BRITISH COLUMBIA ARTISTS  

Fine Collection of Portraits On View

Versatility Is Shown in Various Exhibits of Kathleen Shackleton

Montreal Gazette, December 1 1931

      A fascinating collection of portraits in charcoal, crayon and pastel by Kathleen Shackleton is now on view in the print room of the Art Association of Montreal, Sherbrooke Street west. The exhibition includes a loan collection of Indian types presented to Queen's University by E.R. Peacock on the occasion of Canada's Diamond Jubilee in 1927; another of old type lumber-men of the Saguenay district, lent by Price Brothers, another of types of new Canadians at the Calgary folksong and handicraft festival; portraits of literary, social and political lights; illustrations of "Legends of French Canada" by E.C. Woodley.

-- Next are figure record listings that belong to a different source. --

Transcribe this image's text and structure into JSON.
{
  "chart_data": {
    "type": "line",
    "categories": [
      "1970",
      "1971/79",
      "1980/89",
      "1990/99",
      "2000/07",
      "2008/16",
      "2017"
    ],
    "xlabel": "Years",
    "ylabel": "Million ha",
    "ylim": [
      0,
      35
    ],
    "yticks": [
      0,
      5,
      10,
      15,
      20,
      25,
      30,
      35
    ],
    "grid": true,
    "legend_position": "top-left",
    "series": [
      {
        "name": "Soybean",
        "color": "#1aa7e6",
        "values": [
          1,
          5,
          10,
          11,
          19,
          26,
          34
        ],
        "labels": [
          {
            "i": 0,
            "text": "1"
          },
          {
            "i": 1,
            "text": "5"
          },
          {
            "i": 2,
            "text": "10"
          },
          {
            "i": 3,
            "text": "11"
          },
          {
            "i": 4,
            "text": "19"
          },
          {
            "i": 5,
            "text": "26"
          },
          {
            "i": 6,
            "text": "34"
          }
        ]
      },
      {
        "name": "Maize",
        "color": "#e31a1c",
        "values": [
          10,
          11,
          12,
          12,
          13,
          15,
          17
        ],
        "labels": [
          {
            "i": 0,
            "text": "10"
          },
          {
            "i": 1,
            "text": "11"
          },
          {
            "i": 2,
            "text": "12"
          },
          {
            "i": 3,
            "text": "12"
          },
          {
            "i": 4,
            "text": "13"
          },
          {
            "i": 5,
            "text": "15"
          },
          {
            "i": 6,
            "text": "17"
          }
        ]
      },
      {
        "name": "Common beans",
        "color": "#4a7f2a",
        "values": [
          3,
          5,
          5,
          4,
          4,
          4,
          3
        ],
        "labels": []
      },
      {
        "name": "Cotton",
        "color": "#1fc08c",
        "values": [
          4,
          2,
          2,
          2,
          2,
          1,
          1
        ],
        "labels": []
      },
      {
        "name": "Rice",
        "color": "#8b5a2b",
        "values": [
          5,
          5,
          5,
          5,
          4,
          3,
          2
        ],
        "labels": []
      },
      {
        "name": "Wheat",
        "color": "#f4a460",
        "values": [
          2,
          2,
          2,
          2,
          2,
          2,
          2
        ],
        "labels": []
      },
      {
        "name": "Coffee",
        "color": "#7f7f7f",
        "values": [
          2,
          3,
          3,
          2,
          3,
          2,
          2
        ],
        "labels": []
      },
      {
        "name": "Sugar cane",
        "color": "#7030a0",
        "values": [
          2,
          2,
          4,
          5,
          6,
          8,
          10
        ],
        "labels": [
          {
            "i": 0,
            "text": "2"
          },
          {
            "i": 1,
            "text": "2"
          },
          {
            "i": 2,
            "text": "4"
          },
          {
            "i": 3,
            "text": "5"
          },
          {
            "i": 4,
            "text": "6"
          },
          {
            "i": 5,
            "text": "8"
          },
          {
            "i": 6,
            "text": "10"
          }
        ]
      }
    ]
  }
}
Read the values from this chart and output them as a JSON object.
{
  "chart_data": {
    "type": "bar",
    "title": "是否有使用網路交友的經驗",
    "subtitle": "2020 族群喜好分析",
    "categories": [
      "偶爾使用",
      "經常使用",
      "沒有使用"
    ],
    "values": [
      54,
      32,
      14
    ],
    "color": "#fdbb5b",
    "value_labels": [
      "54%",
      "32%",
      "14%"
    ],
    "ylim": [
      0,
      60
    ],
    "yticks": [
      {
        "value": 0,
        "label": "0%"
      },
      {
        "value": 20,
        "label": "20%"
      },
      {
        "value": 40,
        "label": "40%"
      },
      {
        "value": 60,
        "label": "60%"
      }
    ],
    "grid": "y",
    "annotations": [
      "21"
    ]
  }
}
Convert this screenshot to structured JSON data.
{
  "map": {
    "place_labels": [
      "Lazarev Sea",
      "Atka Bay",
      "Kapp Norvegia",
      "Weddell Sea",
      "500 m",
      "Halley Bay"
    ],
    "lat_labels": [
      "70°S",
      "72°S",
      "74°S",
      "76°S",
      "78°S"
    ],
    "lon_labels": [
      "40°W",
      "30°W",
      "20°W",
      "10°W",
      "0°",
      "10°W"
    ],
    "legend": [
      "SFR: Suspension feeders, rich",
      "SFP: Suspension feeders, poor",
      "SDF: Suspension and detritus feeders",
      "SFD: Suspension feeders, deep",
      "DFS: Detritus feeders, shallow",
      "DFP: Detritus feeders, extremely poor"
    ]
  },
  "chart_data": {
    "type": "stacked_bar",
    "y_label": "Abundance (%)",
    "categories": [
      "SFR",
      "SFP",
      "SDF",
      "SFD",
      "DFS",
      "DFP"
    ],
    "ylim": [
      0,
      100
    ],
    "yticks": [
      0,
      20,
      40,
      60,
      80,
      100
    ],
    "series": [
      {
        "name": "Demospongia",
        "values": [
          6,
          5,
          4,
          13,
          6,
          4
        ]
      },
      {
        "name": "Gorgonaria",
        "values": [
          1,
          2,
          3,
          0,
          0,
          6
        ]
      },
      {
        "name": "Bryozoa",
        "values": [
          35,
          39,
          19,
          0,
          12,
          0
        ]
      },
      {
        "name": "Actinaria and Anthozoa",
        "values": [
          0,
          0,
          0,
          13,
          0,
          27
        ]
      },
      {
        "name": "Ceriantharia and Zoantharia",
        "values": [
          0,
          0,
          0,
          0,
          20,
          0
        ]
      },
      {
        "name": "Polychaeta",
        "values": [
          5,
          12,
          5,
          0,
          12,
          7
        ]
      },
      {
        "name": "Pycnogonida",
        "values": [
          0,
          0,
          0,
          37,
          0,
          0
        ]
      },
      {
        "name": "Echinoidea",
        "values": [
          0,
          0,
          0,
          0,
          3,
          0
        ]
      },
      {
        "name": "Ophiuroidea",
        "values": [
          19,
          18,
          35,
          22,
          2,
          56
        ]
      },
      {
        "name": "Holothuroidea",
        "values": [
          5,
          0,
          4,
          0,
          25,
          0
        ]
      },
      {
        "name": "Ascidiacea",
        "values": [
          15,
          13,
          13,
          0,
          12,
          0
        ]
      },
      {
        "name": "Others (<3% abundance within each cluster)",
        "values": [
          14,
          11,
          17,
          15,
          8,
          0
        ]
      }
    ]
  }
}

The almost universal success achieved by the artist in these widely divergent fields is a striking tribute to her versatility.
      Whether she is depicting a super-civilized, sophisticated city woman or an Indian chief, an old man with more than his promised "three score and ten" behind him or a chubby papoose with everything ahead, Miss Shackleton gets under the skin of her subject, captures the distinctive inner spirit and transfers it, vibrant and alive, to paper.
      She is a master-craftsman, achieving with a clever economy of stroke the texture of hair, the limpid light of the eye, the strong bony structure and the soft flesh beneath glowing skin. Her portraits of men, particularly in black and white, are done with tremendous sureness of touch, spirit and dash. At the other end of her scale are the dainty, delicately drawn and tinted heads of women and children, full of character and charm.